Тени деревьев причудливо сплетались на бледном лице, пряча от меня часть лба и правую щеку, голубые глаза смотрели тепло, искрились мягким светом.

— Привет, Стася, — ответил старый друг ласково и обнял сам. И я снова застыла, несмело подняла руки и коснулась Димку в ответ. Он был здесь, я могла к нему прикоснуться, чувствовала объятья, его чувствовала и в следующий миг прижалась крепко-крепко. Не понимала, что это все не настоящее, не хотела понимать.

— Я очень скучаю по тебе, Дым, — прошептала, отстраняясь, всматриваясь в такие родные черты. В эти глаза всегда теплые, в эту улыбку всегда солнечную.

— Я знаю, Стась, я тоже, — улыбнулся смущенно он и пригладил мои растрепанные волосы. В детстве они всегда были растрепанными, торчали во все стороны, выбиваясь из резинок и заколок. — Здесь очень красиво, и ты стала очень красивой, кнопка.
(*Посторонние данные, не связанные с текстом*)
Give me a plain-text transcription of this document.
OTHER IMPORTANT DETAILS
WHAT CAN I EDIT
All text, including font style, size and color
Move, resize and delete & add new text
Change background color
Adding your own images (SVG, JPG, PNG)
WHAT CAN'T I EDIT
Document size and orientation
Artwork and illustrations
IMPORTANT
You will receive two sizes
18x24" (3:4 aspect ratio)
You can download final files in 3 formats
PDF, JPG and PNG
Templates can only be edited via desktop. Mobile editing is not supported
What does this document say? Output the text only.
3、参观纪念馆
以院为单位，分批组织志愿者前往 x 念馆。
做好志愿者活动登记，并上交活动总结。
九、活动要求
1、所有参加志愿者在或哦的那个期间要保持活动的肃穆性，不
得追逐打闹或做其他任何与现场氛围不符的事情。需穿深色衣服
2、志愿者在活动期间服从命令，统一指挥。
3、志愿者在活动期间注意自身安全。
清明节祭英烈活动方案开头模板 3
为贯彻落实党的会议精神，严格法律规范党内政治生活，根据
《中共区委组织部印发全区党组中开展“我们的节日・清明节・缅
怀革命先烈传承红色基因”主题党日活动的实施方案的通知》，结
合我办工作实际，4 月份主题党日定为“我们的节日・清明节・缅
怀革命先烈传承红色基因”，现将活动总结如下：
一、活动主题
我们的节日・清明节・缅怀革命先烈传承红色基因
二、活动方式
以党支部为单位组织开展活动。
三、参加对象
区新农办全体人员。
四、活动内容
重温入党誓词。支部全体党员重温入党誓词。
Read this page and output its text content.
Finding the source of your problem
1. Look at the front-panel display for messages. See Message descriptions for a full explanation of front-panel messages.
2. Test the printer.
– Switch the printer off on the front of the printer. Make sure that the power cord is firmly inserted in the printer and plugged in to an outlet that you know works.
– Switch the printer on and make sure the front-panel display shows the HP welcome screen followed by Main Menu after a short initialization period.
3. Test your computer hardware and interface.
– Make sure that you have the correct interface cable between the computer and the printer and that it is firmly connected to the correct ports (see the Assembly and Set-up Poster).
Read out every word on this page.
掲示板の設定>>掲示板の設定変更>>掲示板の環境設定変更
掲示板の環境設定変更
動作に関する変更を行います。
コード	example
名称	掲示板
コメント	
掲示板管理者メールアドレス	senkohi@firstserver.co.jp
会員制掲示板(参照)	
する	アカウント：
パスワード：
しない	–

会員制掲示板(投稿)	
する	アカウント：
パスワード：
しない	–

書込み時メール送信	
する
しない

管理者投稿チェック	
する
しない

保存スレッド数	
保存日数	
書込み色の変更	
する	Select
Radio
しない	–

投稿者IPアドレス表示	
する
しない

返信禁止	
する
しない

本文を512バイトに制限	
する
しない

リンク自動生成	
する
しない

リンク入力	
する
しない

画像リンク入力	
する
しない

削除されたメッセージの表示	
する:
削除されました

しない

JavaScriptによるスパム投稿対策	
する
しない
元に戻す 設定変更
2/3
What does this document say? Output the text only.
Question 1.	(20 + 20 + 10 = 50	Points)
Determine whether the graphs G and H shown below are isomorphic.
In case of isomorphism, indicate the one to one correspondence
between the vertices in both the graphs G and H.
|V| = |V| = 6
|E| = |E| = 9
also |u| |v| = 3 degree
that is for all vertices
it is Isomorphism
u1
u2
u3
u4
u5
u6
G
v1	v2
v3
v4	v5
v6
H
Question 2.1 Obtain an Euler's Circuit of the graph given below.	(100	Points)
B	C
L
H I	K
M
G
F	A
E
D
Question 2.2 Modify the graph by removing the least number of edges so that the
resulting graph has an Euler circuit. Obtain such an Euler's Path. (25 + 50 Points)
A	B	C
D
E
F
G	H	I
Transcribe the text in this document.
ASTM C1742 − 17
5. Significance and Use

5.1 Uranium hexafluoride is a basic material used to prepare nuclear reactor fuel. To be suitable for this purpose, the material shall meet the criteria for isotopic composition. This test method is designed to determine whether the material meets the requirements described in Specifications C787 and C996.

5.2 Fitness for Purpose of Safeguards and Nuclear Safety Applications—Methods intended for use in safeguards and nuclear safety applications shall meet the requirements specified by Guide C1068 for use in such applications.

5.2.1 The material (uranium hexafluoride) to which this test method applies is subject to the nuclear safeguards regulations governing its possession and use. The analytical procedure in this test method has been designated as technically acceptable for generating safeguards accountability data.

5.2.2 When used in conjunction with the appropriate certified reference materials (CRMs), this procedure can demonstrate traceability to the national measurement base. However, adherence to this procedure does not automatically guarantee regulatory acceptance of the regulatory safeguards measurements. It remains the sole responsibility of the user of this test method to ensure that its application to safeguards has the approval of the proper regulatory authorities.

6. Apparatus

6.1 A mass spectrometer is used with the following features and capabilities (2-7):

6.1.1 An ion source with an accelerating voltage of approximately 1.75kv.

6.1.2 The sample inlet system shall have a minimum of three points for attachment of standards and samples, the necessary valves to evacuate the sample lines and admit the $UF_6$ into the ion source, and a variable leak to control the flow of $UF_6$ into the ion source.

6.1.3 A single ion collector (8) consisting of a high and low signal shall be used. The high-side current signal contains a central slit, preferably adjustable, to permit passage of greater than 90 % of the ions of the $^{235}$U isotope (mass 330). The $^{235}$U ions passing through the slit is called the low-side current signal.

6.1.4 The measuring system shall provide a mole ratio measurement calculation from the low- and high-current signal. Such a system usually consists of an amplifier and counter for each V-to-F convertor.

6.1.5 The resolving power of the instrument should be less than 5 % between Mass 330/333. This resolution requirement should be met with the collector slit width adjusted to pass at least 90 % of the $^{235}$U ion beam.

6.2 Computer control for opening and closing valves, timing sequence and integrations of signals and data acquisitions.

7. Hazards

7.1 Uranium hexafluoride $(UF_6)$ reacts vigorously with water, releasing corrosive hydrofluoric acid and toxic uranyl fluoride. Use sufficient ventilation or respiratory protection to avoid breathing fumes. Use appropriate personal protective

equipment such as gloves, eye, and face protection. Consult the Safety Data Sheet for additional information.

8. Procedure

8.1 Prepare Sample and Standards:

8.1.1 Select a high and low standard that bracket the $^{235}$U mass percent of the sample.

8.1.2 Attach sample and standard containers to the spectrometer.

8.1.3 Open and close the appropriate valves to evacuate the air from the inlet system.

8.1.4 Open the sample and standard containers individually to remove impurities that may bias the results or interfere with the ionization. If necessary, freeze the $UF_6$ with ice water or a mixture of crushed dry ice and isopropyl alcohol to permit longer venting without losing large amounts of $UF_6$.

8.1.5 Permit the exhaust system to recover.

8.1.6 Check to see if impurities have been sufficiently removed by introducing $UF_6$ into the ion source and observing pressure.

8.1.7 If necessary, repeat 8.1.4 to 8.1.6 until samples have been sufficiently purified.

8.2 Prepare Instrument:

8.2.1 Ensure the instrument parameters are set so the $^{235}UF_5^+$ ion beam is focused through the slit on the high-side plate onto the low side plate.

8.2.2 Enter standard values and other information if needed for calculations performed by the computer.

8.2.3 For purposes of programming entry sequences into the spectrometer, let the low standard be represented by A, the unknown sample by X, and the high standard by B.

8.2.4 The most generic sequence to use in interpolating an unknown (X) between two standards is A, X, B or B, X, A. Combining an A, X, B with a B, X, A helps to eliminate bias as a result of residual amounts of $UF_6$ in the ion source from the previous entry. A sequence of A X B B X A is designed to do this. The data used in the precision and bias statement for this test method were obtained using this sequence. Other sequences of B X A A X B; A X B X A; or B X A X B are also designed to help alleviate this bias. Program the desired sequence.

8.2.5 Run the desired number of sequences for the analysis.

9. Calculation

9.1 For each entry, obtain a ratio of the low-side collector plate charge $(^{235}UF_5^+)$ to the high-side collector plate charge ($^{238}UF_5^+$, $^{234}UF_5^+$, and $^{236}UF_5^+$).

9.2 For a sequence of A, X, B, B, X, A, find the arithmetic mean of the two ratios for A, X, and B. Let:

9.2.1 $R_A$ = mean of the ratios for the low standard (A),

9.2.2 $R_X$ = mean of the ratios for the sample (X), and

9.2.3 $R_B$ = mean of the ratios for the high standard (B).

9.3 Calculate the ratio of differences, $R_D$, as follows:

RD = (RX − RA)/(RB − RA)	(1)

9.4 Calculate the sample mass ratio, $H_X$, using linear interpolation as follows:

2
— А ты… — я не договорила, оборвала себя, лишь ощутив болезненный укол в груди. Но Дым все понял. Он всегда был очень-очень умным. Умнее меня и многих одноклассников, умнее всех мальчишек во дворе.

— Да, — кивнул мальчишка спокойно, — а я нет, — он взял меня за руку, сжал. — Не переживай из-за этого, Стась, и обо мне не переживай, потому что со мной все хорошо, и не вини себя, пожалуйста.

— Но это ведь из-за меня… — всхлипнула я, чувствуя, как начинает щекотать в носу, как слезы подступают к глазам. — И я убежала, а ты…

— Стася, — Дым снова меня обнял, гладил по голове и спине, — я сам так захотел и сам все решил. Мне больно, когда ты так думаешь, мне очень плохо от того, что плохо тебе. Мне плохо, когда ты плачешь и терзаешь себя, когда не можешь уснуть.

— Но… — все-таки шмыгнула я носом, не сумев удержаться.

— Пожалуйста, Стася, пообещай, что хотя бы постараешься, — и он выпустил меня из рук, сел ровнее и протянул мизинчик. — Давай, как раньше?

— Давай, — я шмыгнула снова, обещая сама себе, что это в последний раз, согнула свой мизинец. — Я обещаю, что не буду плакать, обещаю, что не буду себя винить.

— Вот и хорошо, — Дым опустил руку, обнял мои плечи и уложил в кровать. — А теперь засыпай, Стася, тебе надо отдохнуть.

— Как думаешь, — я сжала его ладонь, — я правильно сделала, что сюда приехала?

— Правильно. Ему очень повезло, твоему Игорю, Стася, — снова погладил он меня по голове.

Я покраснела. Покраснела от кончиков ног до самых кончиков ушей, улыбнулась широко, рассматривая в темноте голубые, полные света глаза.

— Я люблю тебя, Дым, — прошептала, жмурясь от того, как было хорошо.

— Я тоже тебя люблю, Стася, — прошептал мой сон или призрак и коснулся губами макушки, а я закрыла глаза. Я не хотела видеть, как он исчезает. Только подумала о том, что забыла спросить, какие же конфеты его любимые.

Проснулась поздно, во втором часу, отдохнувшей, выспавшейся и… спокойной. Я помнила сон так, как будто все это было в реальности, и эти воспоминания заставляли меня улыбаться. Я позавтракала неспеша, пошаталась по дому, решая, чем заняться, а потом оделась и пошла гулять вдоль реки, наслаждаясь видами и тишиной, думая о Горе и обо всем, что случилось.